The Iliad Theme of Compassion and Forgiveness
For most of the Iliad, we see less compassion and forgiveness than their opposites. For example, when Achilleus rejects the gifts Agamemnon is offering him to come back to the battle, he both refuses to forgive Agamemnon and displays no compassion for his fellow Achaians, who are getting slaughtered by the Trojans. Things get even worse later on, when we see him killing guys who are trying to surrender (Agamemnon and Menelaos do the same thing in Book 6), and when he refuses to make any deal with Hektor, his enemy. But just because we don't see any compassion and forgiveness doesn't mean that the theme isn't there.
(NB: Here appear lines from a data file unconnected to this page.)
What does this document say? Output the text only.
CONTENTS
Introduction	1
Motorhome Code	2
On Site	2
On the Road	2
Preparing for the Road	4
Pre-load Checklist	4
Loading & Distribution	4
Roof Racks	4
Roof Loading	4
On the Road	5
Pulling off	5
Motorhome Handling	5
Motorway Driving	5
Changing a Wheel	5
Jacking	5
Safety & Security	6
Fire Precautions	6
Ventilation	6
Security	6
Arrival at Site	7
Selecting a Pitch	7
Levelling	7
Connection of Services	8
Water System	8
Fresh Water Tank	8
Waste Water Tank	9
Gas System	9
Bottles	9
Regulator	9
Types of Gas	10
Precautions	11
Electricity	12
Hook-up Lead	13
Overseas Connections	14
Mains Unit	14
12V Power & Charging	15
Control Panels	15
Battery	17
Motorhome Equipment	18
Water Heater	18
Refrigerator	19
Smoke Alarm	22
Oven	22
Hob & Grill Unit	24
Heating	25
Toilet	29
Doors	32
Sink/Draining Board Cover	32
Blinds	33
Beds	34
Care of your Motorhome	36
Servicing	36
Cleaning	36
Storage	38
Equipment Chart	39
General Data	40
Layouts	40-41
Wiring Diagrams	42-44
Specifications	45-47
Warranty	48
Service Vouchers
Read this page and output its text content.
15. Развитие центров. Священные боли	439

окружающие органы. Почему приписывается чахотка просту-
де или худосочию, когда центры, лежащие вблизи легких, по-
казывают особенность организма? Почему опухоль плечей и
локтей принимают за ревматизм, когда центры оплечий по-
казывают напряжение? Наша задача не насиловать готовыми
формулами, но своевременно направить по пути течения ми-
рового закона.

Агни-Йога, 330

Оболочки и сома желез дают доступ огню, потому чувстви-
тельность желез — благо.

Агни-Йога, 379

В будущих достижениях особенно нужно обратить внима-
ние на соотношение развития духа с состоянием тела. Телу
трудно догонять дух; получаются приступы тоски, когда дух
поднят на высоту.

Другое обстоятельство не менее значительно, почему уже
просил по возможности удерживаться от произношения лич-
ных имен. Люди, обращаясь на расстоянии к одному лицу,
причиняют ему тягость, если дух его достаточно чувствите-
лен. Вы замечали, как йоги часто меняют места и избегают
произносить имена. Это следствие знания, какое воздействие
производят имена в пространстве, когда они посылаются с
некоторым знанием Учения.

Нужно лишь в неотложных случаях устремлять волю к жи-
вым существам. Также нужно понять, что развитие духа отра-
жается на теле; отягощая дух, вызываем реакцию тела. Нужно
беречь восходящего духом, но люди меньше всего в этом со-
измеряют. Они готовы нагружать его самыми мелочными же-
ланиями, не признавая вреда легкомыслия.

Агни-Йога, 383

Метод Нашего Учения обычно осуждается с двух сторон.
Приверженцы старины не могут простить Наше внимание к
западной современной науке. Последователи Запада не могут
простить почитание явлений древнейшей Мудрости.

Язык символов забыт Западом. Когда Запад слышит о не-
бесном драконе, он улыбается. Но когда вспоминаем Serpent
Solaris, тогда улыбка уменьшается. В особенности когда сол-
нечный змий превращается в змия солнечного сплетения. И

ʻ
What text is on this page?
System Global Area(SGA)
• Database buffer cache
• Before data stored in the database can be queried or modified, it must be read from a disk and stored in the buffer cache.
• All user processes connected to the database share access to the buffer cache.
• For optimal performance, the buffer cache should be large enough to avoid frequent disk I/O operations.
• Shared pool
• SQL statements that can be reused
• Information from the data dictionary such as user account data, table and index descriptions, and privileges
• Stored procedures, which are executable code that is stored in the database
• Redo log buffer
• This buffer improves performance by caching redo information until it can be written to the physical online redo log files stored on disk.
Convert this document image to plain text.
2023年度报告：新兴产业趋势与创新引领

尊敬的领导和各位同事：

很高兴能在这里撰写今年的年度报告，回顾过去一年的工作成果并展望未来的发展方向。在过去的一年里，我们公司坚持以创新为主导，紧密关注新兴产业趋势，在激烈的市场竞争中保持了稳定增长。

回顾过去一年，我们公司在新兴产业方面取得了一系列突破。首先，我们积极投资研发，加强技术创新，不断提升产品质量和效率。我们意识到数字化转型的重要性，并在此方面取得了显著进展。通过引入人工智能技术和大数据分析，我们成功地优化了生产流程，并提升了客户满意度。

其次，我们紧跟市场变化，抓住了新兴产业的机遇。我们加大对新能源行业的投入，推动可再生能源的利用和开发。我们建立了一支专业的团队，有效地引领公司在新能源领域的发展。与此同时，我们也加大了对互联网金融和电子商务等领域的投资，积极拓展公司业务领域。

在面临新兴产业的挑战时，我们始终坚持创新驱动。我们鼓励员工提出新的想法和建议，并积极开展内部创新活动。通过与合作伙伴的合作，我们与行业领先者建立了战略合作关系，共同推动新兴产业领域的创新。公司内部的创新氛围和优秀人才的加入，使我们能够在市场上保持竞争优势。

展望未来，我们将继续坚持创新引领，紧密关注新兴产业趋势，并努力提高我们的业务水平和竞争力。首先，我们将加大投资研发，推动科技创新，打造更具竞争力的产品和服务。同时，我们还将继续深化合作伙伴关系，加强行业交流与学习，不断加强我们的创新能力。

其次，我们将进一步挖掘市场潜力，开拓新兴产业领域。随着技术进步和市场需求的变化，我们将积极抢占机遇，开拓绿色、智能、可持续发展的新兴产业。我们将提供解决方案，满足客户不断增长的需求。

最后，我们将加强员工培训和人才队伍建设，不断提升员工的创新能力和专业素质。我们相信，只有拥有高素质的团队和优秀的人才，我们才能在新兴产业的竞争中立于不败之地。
You could even say that these ideas become all the more important the more we see them violated. If you don't believe us, take a look at the end of the poem, when all of a sudden we get tons of compassion and forgiveness, almost as if that's what the story's been waiting for. Coincidence? You be the judge.
Questions About Compassion and Forgiveness
- Who is the most compassionate character in the Iliad?
- In the Iliad, who are more compassionate, mortals or gods?
- Does the Iliad think compassion and forgiveness necessarily go hand-in-hand?
Chew on This
Compassion and forgiveness are the most important themes in the Iliad.
Anger is the main obstacle to compassion and forgiveness in the Iliad.